In 2018, a WADA Congress recommended 70 governance reforms, including the addition of more independent members in decision-making positions to eliminate accusations of conflicts of interest. An interim report from a WADA working group said on Friday 49 of those had been fully implemented, 15 were ongoing and six were still to be addressed.

The U.S. Office of National Drug Control Policy (ONDCP) on Monday submitted a report to the Congress of the changes it wanted to see, which echoed many of those being implemented by WADA but which it felt had not gone far enough, such as more athlete representatives.

Regina LaBelle, the acting director of the ONDCP, took a less confrontational tone during Friday's meeting, while still urging WADA to push on with reforms.

She said the United States wants to see a restructuring of the powerful 14-member Executive Committee by reducing the number of Olympic movement representatives and public authorities and replacing them with athletes and anti-doping experts.

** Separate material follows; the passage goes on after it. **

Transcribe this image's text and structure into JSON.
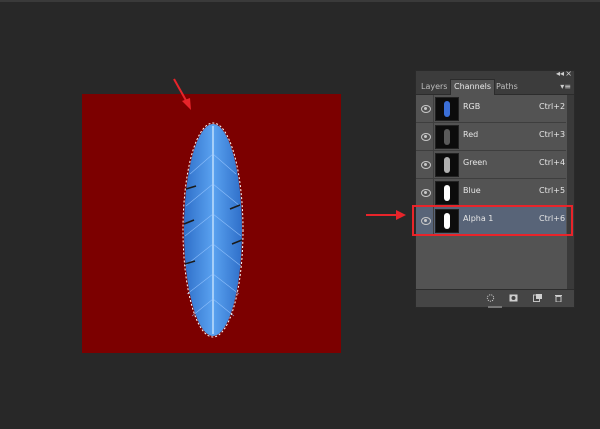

Tygart repeated that the United States, WADA's largest single contributor, wanted to see more action before WADA sees any money.

"The U.S. government has spoken loud and clear in the recent Congressional report; they expect to see reform to make WADA independent and strong for the dues to be paid," said Tygart.

USADA praised WADA's announcement that it was ready to roll out a new process of dried blood spot testing that will allow authorities to target more athletes and collect more samples, particularly in remote regions.

Dried blood spot testing is expected to be ready for routine use at the 2022 Beijing Winter Games.

WADA also provided an update on its investigation into doping among Russian athletes. It said it was still going through 50 cases described as high-priority, some of whom could be eligible to take part in the Tokyo Olympics in July and August.

"For sure those that concern athletes going to Tokyo Games would be dealt with before the Games, 100 percent," said WADA director general Olivier Niggli. "This is being followed day-by-day by our investigations department and our legal department in conjunction with the international federations."